Positives aus der Problemzone


Es wird Sommer. Für manches Ego eine harte Zeit. Denn kommt die Sonne raus, scheint das für viele Menschen ein klarer Imperativ zu sein: Zeigt, was ihr habt! Ich bin eigentlich ganz gut darin, diesen Befehl zu überhören. Freibäder sind mir egal, da bin ich selten. Auch die Sommermode, die mal wieder Frauenkörper über 16 demütigt: geschenkt. Meine Probleme sitzen viel tiefer. Es sind meine Füße. Barfuß habe ich entfernt was vom Personal aus "Herr der Ringe". Nicht den Elfen, den Hobbits.

Orthopäden würden vermutlich von "Spreiz-Senk-Plattfüßen mit Ballenzehen" sprechen. Auch wenn es so klingt: Das ist nicht schmerzhaft. Nur ein bisschen peinlich. Bevor ich im Sommer die Turnschuhe gegen luftige Sandalen tausche, muss das Thermometer Sahara-Temperaturen anzeigen.

Als ich kürzlich frustriert eine Zeitschrift mit den "ultimativen Sommer-Schuhen" durchblätterte, blieb ich deshalb interessiert an einem Beitrag über die "Body Positive"-Bewegung hängen. Sie wirbt dafür, den eigenen Körper inklusive aller Makel anzunehmen – von Akne bis Cellulite. Jawoll, dachte ich. Wir sollten alle Body-Positivisten werden. Nieder mit dem Diktat gängiger Schönheitsideale!

Meine Füße sind vielleicht nicht schön, erfüllen aber brav ihren Zweck. Nämlich mich von A nach B zu bringen. Sie tragen mich durchs Leben, haben mich manchen Kilometer laufen und Nächte durchtanzen lassen. Ich stehe auf meine Füße. Zwangsläufig.

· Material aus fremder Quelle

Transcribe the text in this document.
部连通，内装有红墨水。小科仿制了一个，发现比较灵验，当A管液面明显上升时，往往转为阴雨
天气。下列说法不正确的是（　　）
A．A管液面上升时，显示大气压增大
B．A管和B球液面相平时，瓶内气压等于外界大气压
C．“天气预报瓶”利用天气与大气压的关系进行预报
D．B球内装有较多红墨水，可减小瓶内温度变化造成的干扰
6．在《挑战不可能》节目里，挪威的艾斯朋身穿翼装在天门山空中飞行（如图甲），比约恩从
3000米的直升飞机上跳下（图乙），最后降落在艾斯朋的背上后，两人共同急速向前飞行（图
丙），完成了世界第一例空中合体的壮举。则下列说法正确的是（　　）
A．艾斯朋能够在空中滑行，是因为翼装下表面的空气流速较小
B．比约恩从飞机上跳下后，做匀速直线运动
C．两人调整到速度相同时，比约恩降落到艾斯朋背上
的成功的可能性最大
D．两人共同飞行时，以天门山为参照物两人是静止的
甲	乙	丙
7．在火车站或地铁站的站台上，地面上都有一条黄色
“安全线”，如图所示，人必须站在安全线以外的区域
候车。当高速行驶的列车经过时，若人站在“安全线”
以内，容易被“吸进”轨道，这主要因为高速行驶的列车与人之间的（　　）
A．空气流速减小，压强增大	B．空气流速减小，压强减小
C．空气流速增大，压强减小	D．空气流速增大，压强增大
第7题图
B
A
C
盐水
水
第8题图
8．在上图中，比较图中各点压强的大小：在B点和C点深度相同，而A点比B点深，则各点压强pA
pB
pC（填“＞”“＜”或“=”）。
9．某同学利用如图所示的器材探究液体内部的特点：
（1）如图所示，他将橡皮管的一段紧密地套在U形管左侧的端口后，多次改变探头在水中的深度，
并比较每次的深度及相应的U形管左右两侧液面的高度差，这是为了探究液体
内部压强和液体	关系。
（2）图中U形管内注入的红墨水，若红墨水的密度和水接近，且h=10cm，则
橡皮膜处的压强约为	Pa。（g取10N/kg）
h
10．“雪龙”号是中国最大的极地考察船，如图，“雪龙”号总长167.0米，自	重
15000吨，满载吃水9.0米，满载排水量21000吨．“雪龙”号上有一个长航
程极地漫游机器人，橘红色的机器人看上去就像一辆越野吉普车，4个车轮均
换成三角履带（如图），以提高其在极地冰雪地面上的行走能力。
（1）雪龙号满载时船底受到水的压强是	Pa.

Aber: Zeigefreudiger macht mich das auch nicht. Für mich gilt irgendwie noch ein weiterer Imperativ: Was du nicht willst, dass man dir zeigt, das führ auch keinem anderen vor. Ich sehe meine Füße jetzt total positiv, wirklich. Trotzdem: Auch diesen Sommer bleibt der Schuh zu.